Sam Puckett.

I've often sat at night and thought what my name meant to others.

To Carly, it meant "my high school best friend."

To Spencer, it meant "my other little un-biological sister."

To Gibby, it meant "better run now, I'm about to get beat by the butter sock."

Luckily for me, these people somehow found their way into my life. Without them, I would most likely be in jail or dead on the side of the street somewhere. Now, I know I'm getting a little too soft. But they were my family; my home was with them.

Unfortunately, when we graduated high school, I knew it was time to move on. I couldn't continue to leech onto their giving, caring ways forever. It was time to fend for myself, without relying on others for happiness. As soon as Spencer offered me that motorcycle, I bounced. I didn't feel like burdening their lives anymore, standing in the way of future relationships.

…as in Carly and Freddie. I know they kissed.

Somehow, along the way of high school I had fallen for the nerd. His floppy brown hair, the deep, sensible brown eyes, his becoming muscular body, and the way he became one of my best friends contributed to my awkward crush. I finally got up the nerve to kiss him that night at the lock-in, and everything was going great until Carly's words got into my head. And when Freddie acknowledged what she had said (which of course he was going to agree with Carly, he always does) I knew I never stood a chance with him as long as my best friend was in the picture.

So, that was that. It ended before it started, but I did enjoy the time I had with him. He was a fantastic boyfriend. Sure, he made me go to a few stupid nerd hang-outs where everyone was so geeky I wanted to whack them all upside the head, but truthfully that was the only negative side to the relationship. His nerdy, intelligent, calm personality complemented my crazy, spontaneous self and really brought balance into my life. Yet no one else saw that. All anyone saw was my bullying-ass and his nerdy-ass and just thought "How the hell could they be together? They have nothing in common."

But I knew. I felt it.

I still feel it.

After I left Seattle, I stumbled into L.A, where you know there's parties galore. Everywhere I looked, the night life was popping. I never really had the chance to party, since Carly was a good girl, Freddie was a nerd, and Gibby was just…uncool. My mom said L.A was a lit place to forget your worries and leave your responsibilities behind, so I just decided to YOLO it and take my mother's advice for once.

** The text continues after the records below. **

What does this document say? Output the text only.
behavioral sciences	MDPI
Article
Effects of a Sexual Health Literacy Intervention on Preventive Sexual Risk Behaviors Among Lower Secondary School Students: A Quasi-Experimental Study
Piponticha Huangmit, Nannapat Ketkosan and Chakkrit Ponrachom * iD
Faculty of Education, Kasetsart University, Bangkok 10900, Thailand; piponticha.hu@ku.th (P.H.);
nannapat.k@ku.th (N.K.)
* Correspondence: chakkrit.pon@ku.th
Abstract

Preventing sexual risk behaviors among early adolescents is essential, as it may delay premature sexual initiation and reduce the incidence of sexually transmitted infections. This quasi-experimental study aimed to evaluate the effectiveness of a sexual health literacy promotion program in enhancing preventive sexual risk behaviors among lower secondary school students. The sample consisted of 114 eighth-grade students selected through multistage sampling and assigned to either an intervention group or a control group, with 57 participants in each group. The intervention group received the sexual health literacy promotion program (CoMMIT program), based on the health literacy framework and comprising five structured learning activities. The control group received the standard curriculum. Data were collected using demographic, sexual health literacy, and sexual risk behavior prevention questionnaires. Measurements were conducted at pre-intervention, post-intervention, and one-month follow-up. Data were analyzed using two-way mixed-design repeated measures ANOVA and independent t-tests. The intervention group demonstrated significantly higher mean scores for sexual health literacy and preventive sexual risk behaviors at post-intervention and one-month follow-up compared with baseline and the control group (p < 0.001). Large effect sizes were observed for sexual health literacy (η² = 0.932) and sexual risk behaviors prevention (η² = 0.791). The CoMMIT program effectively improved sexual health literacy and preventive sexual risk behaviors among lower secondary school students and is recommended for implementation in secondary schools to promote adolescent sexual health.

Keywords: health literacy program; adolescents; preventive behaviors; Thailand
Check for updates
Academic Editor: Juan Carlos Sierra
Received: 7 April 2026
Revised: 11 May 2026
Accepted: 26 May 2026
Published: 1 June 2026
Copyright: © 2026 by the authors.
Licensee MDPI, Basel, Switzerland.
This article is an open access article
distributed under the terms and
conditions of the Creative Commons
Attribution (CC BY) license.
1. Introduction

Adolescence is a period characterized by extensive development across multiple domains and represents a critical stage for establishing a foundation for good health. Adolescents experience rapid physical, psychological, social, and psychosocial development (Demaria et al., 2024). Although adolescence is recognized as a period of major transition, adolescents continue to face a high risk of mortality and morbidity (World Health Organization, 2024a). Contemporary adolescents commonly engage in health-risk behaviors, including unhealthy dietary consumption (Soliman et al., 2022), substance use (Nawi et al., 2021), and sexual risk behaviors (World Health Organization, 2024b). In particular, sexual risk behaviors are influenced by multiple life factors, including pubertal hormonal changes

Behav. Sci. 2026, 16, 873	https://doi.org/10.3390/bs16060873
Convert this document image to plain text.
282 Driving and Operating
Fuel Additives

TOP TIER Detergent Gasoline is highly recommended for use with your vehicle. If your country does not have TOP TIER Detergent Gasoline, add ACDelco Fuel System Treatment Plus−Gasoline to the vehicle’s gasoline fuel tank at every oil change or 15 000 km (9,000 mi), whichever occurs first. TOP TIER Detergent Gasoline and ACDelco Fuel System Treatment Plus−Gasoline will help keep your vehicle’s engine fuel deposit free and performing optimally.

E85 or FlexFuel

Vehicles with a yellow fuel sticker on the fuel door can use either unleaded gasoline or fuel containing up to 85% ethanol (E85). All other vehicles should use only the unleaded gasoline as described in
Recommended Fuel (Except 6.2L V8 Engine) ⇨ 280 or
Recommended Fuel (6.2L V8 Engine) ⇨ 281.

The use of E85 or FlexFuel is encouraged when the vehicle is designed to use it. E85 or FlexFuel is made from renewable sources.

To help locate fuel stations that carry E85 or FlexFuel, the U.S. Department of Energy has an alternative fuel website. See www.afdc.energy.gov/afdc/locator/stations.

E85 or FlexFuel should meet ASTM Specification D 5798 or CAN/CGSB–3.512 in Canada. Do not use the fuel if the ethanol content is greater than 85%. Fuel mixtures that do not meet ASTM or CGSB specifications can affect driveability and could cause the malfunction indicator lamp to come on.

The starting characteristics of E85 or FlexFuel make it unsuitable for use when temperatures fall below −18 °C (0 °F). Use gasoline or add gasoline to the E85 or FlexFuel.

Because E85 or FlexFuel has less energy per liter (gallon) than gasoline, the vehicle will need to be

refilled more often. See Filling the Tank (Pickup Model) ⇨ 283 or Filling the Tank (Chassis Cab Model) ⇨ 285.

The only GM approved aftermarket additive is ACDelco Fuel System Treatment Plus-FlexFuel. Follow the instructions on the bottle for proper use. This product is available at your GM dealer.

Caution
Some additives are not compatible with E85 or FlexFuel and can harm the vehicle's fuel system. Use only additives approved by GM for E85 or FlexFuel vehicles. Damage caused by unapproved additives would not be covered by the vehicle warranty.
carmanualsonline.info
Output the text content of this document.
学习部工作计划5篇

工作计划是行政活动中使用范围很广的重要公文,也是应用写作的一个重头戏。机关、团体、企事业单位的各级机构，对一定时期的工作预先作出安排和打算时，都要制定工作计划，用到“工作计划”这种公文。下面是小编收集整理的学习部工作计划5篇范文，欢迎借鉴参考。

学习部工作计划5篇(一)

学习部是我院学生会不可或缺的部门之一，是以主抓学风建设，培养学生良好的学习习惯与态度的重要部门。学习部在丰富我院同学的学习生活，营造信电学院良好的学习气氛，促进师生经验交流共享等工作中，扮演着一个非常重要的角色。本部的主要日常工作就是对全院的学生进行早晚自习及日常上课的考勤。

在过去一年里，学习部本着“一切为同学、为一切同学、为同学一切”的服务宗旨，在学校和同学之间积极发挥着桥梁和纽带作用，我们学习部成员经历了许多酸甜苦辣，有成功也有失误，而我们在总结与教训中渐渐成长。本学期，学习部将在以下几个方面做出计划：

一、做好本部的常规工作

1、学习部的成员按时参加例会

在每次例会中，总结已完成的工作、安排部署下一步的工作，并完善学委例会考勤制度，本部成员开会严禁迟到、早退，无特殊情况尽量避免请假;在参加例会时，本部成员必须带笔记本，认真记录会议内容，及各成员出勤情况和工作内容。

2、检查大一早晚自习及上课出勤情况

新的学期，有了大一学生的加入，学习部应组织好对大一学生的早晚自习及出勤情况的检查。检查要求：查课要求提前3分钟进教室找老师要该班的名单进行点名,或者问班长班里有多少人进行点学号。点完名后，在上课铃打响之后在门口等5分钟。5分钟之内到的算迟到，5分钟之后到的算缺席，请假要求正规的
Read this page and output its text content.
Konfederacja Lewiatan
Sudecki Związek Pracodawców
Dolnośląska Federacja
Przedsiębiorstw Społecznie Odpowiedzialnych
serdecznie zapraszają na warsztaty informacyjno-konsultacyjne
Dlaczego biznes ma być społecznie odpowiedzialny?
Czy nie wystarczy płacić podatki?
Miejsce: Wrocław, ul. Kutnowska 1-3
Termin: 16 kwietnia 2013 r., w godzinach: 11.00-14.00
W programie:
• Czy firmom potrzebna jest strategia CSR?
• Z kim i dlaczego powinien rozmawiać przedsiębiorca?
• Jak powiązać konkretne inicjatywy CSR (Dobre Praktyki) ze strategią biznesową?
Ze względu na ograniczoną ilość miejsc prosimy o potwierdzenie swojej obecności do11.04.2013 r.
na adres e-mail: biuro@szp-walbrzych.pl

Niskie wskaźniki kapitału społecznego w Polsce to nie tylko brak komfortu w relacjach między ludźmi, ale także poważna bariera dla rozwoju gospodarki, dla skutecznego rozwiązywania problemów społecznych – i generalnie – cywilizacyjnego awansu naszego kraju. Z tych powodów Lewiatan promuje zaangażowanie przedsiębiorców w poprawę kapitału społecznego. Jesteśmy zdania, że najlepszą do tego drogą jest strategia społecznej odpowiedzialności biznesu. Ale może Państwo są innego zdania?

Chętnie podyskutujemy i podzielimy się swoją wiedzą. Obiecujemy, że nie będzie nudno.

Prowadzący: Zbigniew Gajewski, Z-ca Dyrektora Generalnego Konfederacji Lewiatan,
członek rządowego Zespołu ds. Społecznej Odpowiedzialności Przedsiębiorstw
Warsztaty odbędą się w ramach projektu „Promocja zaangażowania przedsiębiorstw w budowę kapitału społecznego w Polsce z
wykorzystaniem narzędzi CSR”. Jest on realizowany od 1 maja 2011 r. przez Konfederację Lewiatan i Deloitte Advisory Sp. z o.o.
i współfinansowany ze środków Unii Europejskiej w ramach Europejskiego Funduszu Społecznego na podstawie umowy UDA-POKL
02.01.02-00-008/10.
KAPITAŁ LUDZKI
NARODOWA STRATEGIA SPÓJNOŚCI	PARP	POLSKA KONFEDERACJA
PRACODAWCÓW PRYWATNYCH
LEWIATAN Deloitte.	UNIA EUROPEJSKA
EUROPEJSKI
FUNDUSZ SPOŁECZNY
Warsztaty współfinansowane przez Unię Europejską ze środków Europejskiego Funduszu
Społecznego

Oh, and it was lit. LIT-erally lit.

Every night, I was smoking weed out in the alleys with some washed up surfers and high school drop-outs. The weed helped chill me out, make new friends, and best of all; forget Freddie. Sure, I wasn't doing anything real productive with my life. I was doing everything Carly never wanted me to do; sell and partake in drugs. But somehow, I was okay with it. It's not like they knew what I was up to (I had to get rid of my IPhone and get one of those pay as you call so it's not tracked.) Weeks and months passed by, and I hadn't heard from any of the old ICarly gang. By my nineteenth birthday, I had my own apartment and was growing and selling my own tree to high school and college students who needed it, just like I did. The drug business got me a lot of money, fast. It was just such an intense, pressing job that never seemed to end.

This fine August morning, I waked and baked with the sweetest OG Kush you could ever taste. The buzz came soon after a few bowls, and I could feel my eyes turn red and raw along with my body tingles. After I smoked, I went to start to make some spaghetti tacos (my favorite meal while high) and my laptop made a noise. Scared my laptop was possessed by the government, I slowly moved towards it with a knife in hand, ready to strike the camera lens in case they were watching my in-home drug garden. To my surprise, it was a facetime call (I had just set it up the night before) from…Fredward?

I stared blankly at the screen as it rang, rang, and rang again until it finally stopped.

My brain couldn't fathom the idea of this human trying to contact me, who has been off the charts for at least 2 years.

…maybe I shouldn't set up a new laptop while high because it may lead to using an old high school email. Fuck.

That night, I received another call from the same number. How and why was he trying to reach me? Was me dropping off the face of the Earth not good enough a hint I didn't want to be found? Especially by someone I tried so hard to bury?

…..

Sam Puckett.

To Freddie; I don't know what my name means to him. Maybe I should find out.